また、8月11日に香港1号店をオープンし、1時間待ちの行列ができるほど人気となっている牛丼の『松屋』。こちらは秋田県産のあきたこまちを使用しているのをセールスポイントにしていますが、『日本米の不足でメニューが提供できない』みたいな話は出ていません。私自身、日本料理店へときどき行きますが、日本米の不足でメニューに影響が出ている話は聞いたことがないですね」
もともと、香港には日本料理店が多く進出しており、和食を好む香港人も多い。平均レベル以上のお店では、日本米を使用していることを売りにする店が多いが、品薄の影響はどこもほぼ皆無だというのだ。
「中国産のコメやタイ米と比べ、割高な日本米ですが、香港では人気が高く、ブランド米として認知され、幅広い食品店で販売されています。香港政府工業貿易署が発表している最新のコメの輸入統計では、2023年度の、香港への日本米の輸入量は1万1200tで、香港が輸入する米の4.4%。2024年度は、7月31日までの統計ですでに7500tと、輸入量の5.0%に達しています。これは2023年度と変わらずか、むしろ、やや微増のペースです。ちなみに、2014年が1700t……輸入量における0.5%なので、日本米の売上は、ここ10年でじつに6倍以上になっているんです」(角脇氏)

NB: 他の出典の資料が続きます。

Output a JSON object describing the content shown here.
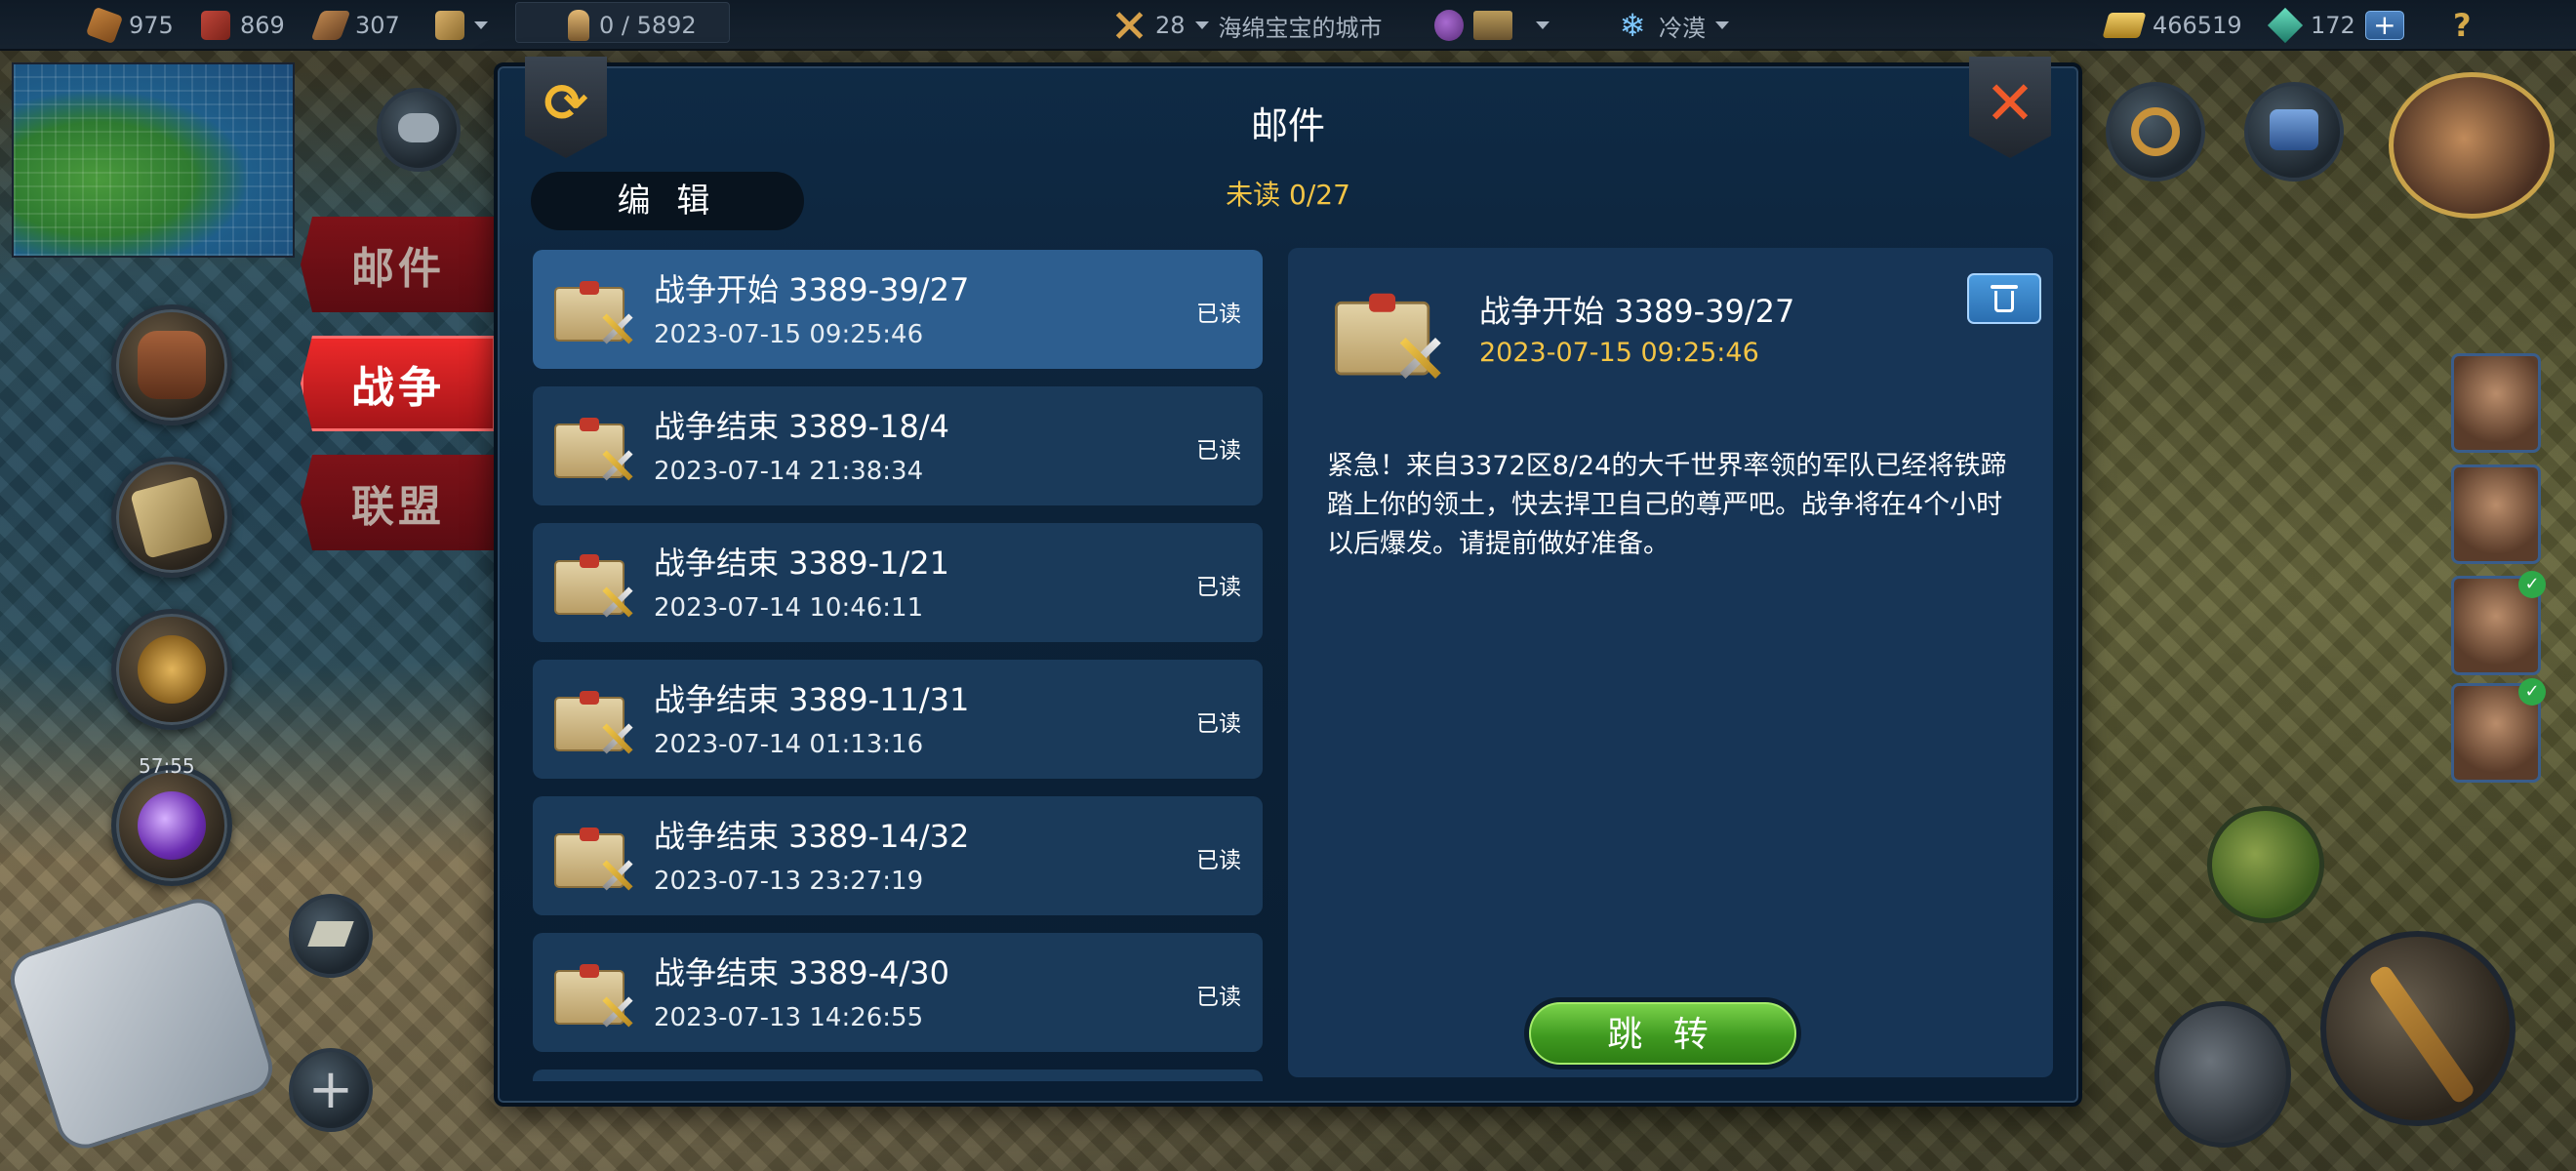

では、金額が割高なのかというと、そんなこともないという。
「日系でいうと、高級スーパー『city super』には日本米専門コーナーがあり、日本全国30種類以上の日本米が販売され、品ぞろえではナンバーワン。価格はブランド米の南魚沼産コシヒカリが2kgで172香港ドル(約3200円)、北海道のゆめぴりかが2kgで160香港ドル(約3000円)、ひとめぼれが2kg155香港ドル(約2900円)などで、高級店なので他店に比べて高めです。しかし、日本でも有名なディスカウントショップ『ドン・キホーテ』では、北海道の農家より仕入れ、香港の自社工場で精米したななつぼしを『安田精米』というブランドで専用コーナーを作り、大々的に宣伝・販売しています。ほかの日系スーパーでは2kg100香港ドル(約1900円)以上することが多い、ななつぼしですが、2kg69香港ドル(約1300円)と、割安で販売して人気です。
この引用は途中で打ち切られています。